Evidently, the advent of mesoscopic layered semiconductor structures generated a need for a simple analytic description of the confinement of electrons and phonons within a layer and of how that confinement affected their mutual interaction. The difficulties encountered in the creation of a reliable description of excitations of one sort or another in layered material are familiar in many branches of physics. They are to do with boundary conditions. The usual treatment of electrons, phonons, plasmons, excitons, etc., in homogeneous bulk crystals simply breaks down when there is an interface separating materials with different properties. Attempts to fit bulk solutions across such an interface using simple, physically plausible connection rules are not always valid. How useful these rules are can be assessed only by an approach that obtains solutions of the relevant equations of motion in the presence of an interface, and there are two types of such an approach. One is to compute the microscopic band structure and lattice dynamics numerically; the other is to use a macroscopic model of longwavelength excitations spanning the interface. The latter is particularly appropriate for generating physical concepts of general applicability. Examples are the quasi-continuum approach of Kunin (1982) for elastic waves, the envelope-function method of Burt (1988) for electrons and the wavevector-space model of Chen and Nelson (1993) for electromagnetic waves and excitons.

Charged-Impurity Scattering

Introduction

Scattering of electrons by charged-impurity atoms dominates the mobility at low temperatures in bulk material and is usually very significant at room temperature (Fig. 9.1). The technique of modulation doping in high-electron-mobility field-effect transistors (HEMTs) alleviates the effect of charged-impurity scattering but by no means eliminates it.
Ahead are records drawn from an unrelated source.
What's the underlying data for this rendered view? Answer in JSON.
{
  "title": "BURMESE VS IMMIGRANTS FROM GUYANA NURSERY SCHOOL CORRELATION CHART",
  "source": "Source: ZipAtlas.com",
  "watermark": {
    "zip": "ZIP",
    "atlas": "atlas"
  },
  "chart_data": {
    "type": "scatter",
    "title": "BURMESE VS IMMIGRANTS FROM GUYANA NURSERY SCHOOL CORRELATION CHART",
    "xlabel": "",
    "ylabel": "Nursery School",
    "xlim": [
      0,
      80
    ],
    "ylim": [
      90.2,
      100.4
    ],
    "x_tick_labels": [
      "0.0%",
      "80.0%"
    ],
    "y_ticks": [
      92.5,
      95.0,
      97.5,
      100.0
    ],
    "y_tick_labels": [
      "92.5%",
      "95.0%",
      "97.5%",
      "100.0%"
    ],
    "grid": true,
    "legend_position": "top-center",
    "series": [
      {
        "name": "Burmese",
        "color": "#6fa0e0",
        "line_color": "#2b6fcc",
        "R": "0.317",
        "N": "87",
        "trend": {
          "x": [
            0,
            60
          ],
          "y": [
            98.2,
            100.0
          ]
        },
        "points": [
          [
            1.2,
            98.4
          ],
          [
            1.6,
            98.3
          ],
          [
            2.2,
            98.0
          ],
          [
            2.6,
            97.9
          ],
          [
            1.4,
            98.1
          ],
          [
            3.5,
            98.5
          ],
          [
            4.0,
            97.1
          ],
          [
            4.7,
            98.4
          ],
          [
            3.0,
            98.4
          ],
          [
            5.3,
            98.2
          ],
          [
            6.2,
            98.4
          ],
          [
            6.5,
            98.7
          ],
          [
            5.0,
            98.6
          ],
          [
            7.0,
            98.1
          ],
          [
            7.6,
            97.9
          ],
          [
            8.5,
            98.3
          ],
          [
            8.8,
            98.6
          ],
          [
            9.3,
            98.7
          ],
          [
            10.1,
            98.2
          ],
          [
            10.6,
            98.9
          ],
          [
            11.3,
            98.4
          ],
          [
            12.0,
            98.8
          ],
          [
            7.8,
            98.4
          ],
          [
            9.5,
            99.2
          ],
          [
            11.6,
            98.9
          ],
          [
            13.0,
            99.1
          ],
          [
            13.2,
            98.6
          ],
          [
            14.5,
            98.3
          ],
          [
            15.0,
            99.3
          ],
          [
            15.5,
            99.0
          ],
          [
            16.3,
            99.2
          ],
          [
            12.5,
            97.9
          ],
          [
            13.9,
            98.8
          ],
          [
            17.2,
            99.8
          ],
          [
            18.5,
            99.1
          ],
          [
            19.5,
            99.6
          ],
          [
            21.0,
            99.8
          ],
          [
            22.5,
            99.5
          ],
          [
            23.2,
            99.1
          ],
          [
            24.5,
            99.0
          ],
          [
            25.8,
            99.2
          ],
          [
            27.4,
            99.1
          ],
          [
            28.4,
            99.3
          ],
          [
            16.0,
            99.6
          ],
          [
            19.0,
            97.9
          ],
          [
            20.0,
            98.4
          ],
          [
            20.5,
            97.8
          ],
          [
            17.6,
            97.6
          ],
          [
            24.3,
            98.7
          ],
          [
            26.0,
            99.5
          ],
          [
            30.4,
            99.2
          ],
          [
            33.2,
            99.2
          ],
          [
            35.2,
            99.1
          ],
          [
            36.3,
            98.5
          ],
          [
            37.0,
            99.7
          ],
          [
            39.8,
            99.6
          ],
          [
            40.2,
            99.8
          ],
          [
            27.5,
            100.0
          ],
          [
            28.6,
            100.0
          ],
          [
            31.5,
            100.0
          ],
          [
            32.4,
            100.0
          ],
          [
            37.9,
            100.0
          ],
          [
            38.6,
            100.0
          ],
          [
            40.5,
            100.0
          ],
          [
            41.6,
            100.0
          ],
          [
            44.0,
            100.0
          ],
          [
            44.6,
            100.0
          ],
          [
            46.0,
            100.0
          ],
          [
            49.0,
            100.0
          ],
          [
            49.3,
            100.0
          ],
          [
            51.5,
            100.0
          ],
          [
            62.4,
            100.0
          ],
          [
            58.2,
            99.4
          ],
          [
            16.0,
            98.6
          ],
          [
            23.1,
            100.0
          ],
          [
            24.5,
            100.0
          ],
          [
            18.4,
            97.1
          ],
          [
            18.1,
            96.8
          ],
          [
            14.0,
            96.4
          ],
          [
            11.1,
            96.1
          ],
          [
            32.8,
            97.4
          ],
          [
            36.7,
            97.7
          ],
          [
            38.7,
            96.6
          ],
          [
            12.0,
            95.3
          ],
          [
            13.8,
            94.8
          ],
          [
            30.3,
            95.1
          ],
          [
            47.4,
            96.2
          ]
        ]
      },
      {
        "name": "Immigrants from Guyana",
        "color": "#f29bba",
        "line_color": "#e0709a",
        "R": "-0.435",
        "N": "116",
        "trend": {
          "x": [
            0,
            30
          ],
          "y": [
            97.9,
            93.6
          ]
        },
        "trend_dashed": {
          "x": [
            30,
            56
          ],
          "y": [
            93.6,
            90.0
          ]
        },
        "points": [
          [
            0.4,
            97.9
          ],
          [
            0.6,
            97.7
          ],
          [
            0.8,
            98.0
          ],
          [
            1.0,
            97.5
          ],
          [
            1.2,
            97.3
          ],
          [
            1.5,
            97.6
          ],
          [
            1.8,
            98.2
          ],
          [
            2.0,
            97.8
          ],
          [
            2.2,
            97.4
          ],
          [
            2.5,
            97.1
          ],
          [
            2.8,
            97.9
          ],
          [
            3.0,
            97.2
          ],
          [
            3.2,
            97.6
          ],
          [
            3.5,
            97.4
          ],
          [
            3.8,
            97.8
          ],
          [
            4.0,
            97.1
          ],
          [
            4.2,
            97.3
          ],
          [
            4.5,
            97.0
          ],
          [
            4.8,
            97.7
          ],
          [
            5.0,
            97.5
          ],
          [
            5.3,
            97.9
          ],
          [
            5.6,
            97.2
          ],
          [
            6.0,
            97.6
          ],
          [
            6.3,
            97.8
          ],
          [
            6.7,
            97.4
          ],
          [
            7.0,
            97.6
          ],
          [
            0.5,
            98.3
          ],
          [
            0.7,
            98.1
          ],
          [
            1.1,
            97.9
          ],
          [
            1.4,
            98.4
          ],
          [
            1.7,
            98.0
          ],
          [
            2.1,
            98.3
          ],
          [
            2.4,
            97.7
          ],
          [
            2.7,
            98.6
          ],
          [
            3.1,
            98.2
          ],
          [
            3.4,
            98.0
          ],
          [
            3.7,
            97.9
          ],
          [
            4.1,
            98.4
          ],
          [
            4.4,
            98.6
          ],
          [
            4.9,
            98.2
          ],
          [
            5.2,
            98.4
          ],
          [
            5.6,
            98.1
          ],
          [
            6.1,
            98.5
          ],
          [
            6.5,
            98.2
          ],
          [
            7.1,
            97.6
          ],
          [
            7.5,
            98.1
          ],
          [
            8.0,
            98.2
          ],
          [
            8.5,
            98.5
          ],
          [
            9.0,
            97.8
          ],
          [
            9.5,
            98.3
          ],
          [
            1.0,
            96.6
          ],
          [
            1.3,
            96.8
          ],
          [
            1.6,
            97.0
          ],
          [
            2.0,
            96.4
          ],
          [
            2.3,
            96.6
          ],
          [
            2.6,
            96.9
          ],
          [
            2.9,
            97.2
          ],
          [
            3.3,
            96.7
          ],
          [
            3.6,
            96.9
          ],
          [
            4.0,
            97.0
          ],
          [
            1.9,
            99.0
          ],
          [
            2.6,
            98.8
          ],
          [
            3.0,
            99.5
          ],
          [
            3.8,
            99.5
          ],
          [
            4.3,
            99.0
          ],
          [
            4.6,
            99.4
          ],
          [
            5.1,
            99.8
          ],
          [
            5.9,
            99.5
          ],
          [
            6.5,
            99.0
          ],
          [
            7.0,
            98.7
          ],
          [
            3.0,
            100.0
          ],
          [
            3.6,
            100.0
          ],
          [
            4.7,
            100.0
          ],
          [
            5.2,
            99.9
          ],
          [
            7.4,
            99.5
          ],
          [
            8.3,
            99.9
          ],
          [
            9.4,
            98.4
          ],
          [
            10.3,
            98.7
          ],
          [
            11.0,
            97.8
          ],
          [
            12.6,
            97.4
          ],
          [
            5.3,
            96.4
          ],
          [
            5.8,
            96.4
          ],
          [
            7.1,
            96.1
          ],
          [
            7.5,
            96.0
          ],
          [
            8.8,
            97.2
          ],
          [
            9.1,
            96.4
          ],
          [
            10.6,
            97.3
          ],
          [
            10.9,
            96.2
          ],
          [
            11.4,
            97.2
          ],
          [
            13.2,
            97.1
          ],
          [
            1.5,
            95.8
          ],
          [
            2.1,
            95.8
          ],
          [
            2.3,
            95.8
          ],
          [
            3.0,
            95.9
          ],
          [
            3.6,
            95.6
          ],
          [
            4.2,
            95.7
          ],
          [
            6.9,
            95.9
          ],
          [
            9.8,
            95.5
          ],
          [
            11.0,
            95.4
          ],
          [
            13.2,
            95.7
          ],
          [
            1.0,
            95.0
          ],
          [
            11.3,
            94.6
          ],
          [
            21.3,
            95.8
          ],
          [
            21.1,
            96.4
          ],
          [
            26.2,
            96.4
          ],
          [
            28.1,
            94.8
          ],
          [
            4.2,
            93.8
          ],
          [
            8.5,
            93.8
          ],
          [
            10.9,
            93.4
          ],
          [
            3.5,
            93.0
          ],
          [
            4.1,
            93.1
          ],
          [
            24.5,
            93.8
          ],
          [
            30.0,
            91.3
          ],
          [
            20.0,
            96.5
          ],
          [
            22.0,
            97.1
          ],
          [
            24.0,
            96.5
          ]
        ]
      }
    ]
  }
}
It remains an important source of momentum relaxation (but not of energy relaxation because the collisions are essentially elastic). Though its importance has been recognized for a very long time, obtaining a reliable theoretical description has proved to be extremely difficult.

There are many problems. First of all there is the problem of the infinite range of the Coulomb potential surrounding a charge, which implies that an electron is scattered by a charged impurity however remote, leading to an infinite scattering cross-section for vanishingly small scattering angles. Intuitively, we would expect distant interactions with a population of charged impurities to time-average to zero, leaving only the less frequent, close collisions to determine the effective scattering rate. This intuition motivated the treatment by Conwell and Weisskopf (1950) in which the range of the Coulomb potential was limited to a radius equal to half the mean distance apart of the impurities. Setting an arbitrary limit of this sort was avoided by introducing the effect of screening by the population of mobile electrons as was done by Brooks and Herring (1951) for semiconductors, following the earlier approach by Mott (1936).